The Tradition of Student Activism Influencing Higher Education Policy
I recently visited a student activism class full of masters-level students studying higher education administration where I spoke about my experience and writing about how students can influence policy and policymakers. In reflection, we are in an exciting time where there is more than a course-worth of academic research on student activism. And, there are classrooms full of future higher education practitioners across the country learning about institutional and policy responses to student organizing and advocacy, in all its expressions. From protesting for butter in the 1600s at Harvard to lunch counter sit-ins by North Carolina A&T students in 1960 to #ConcernedStudent1950 at the University of Missouri and #notagainSU still unfolding at Syracuse University, students have been influencing policy decisions as long as colleges and universities have existed in the United States. In this historical collective moment that we face today, it is only fitting that students are connecting what’s happening in the world around them to their educational experiences and challenging the system to expand and transform to better fit their needs.
There are some who have a bias against student activism; they do not value it as a productive vehicle for change. For some, images of protesters invoke the idea that activism is a project of ungrateful traditionally aged students and the tactic is unproductive, aggressive, and even violent. I don’t see it that way.
Today’s students—older, caretakers, first-generation, working full- and part-time to make ends meet, people of color—have a lot to be concerned about. While the presidential primary campaign season has kicked off important debates about free college and debt forgiveness, we know that the issues facing higher education are far more expansive than that.
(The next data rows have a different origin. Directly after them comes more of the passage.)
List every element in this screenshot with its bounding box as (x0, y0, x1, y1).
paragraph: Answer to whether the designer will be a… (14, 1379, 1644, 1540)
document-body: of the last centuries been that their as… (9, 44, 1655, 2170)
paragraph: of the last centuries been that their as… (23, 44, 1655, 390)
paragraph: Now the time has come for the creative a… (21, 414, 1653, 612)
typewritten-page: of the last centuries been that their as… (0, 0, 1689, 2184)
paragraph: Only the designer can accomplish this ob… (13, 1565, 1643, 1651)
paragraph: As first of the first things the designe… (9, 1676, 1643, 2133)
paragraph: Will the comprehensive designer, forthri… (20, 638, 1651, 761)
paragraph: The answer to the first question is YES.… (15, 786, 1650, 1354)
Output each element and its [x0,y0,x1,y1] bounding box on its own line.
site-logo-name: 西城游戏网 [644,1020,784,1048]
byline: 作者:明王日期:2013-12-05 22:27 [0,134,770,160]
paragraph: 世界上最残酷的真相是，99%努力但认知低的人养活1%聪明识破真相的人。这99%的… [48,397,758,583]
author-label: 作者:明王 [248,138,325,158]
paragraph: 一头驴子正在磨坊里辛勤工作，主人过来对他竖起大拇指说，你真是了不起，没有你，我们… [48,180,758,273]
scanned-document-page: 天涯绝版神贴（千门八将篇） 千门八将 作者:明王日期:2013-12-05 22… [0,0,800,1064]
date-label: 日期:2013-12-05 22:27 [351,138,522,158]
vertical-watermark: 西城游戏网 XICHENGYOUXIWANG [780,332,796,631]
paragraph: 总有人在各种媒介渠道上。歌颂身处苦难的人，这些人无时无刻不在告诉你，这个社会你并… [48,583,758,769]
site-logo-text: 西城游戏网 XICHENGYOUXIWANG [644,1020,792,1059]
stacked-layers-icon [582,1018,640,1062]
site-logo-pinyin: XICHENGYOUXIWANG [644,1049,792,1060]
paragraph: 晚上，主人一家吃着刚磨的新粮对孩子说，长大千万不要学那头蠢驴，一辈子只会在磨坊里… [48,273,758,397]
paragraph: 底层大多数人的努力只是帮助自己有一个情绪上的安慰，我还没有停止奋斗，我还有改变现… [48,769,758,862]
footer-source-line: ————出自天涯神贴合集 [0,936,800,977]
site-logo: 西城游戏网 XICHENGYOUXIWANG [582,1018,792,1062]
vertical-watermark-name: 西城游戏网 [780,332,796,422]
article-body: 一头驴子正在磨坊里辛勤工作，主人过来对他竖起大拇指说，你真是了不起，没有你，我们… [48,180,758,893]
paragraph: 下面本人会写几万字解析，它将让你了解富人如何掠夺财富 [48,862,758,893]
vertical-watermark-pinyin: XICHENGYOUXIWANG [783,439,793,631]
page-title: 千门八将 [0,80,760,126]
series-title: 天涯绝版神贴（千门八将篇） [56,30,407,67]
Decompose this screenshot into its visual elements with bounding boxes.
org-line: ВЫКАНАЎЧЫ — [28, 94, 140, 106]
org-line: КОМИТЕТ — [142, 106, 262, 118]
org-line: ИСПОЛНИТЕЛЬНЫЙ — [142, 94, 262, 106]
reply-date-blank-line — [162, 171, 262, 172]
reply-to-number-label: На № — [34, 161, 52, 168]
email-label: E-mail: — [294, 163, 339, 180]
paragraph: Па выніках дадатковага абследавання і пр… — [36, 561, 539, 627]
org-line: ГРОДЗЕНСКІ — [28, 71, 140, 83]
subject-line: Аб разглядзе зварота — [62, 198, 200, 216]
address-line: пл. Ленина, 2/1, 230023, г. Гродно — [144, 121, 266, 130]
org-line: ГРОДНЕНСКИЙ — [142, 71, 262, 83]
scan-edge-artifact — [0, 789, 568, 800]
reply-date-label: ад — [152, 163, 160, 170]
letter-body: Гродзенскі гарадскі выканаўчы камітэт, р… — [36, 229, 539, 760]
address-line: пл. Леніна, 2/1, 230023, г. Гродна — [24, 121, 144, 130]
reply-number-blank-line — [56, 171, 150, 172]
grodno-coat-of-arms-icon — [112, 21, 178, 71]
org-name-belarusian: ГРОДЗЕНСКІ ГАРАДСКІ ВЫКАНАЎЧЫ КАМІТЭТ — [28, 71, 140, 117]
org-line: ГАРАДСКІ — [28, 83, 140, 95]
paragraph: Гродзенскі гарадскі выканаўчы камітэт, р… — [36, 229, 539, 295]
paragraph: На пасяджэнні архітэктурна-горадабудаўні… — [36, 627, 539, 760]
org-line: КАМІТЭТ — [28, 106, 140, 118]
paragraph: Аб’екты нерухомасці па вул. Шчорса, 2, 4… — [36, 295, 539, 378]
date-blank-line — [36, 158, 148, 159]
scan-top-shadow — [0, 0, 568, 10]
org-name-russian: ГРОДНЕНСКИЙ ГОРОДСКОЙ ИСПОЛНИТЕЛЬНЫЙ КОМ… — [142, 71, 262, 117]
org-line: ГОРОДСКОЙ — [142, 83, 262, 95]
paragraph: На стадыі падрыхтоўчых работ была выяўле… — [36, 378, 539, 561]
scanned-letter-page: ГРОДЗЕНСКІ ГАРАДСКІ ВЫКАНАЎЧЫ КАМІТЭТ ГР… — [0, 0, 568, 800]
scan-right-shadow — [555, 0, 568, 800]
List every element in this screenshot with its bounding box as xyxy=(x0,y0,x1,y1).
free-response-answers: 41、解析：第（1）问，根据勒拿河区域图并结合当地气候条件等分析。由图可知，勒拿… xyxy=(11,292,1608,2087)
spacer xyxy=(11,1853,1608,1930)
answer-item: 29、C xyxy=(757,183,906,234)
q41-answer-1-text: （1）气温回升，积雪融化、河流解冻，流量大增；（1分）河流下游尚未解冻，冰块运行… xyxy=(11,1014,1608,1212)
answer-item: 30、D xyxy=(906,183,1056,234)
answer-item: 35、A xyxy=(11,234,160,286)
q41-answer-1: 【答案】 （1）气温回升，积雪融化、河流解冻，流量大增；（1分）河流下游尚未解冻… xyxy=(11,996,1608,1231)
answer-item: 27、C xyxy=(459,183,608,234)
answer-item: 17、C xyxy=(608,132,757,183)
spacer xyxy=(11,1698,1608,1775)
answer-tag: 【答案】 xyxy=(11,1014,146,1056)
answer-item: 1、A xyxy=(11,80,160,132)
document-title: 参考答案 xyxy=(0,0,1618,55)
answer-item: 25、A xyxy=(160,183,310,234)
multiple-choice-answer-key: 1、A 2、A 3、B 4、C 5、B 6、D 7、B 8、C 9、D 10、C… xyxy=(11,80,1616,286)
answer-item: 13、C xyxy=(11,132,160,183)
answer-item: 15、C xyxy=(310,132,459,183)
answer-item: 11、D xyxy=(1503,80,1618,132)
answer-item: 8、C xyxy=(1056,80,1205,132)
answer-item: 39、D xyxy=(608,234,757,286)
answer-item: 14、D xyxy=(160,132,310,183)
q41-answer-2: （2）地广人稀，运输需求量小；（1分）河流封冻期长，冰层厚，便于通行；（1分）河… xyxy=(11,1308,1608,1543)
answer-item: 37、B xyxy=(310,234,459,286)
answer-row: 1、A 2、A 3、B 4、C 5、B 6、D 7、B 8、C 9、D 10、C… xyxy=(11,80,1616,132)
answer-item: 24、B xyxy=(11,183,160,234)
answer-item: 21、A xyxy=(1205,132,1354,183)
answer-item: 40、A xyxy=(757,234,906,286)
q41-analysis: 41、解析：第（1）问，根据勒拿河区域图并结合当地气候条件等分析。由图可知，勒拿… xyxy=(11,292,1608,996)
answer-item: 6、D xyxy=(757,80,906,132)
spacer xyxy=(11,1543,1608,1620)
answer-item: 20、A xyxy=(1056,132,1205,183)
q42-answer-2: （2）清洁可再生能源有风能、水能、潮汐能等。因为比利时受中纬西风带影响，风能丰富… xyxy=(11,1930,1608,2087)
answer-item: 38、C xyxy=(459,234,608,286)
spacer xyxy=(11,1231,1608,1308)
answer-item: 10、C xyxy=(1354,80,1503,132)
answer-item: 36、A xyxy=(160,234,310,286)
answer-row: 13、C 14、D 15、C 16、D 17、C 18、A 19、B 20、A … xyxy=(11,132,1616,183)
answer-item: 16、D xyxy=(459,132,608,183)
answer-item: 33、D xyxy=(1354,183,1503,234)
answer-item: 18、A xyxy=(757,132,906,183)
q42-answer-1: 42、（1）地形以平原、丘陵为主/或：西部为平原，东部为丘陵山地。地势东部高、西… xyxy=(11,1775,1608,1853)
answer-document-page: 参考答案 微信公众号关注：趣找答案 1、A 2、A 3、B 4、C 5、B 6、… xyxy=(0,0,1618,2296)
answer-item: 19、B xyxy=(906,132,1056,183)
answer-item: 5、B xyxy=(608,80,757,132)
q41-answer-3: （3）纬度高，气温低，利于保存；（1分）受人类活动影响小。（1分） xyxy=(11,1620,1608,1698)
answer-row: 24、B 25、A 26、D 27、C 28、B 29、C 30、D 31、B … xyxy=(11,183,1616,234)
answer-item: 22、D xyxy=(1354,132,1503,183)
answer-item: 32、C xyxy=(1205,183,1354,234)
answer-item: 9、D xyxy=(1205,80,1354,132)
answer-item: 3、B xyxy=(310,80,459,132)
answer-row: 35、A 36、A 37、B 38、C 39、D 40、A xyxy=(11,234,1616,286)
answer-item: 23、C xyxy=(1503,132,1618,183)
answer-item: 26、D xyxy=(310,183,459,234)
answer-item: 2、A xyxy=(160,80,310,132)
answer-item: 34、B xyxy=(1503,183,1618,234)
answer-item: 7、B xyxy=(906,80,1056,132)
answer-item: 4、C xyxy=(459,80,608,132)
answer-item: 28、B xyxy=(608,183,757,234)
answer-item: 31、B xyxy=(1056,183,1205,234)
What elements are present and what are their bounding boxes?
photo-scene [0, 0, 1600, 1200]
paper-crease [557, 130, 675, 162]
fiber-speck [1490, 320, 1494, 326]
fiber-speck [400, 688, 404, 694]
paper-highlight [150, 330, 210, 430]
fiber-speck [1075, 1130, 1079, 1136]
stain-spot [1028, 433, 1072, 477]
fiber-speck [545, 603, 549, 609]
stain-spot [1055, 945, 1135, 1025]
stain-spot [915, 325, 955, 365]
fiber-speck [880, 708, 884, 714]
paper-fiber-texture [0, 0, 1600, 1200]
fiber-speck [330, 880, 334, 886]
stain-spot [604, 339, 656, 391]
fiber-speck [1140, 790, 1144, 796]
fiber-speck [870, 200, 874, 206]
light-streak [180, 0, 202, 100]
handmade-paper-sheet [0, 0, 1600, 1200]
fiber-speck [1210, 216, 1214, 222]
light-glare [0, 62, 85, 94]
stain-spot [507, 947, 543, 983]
Students are organizing and advocating for affordability, campus climate and safety, mental and emotional wellness resources, childcare, housing and food security, immigration, and racial justice. All these issues have direct and indirect impact on retention, completion and success, as well as state and federal policy implications.
It is a privilege to support student advocacy efforts because students—who are encountering many of the same issues I did as an undergraduate—are seriously, civically engaged and continue to be the best mediums of their own experiences and solutions that are student-centered and antiracist.
Like any other college tradition, student activism will continue to occur. Postsecondary educational systems have not kept up with changing student populations. To use a metaphor, rather than viewing student activism as invaders into a healthy body, instead students are the white blood cells, the inflammation that alerts the body when there is something wrong.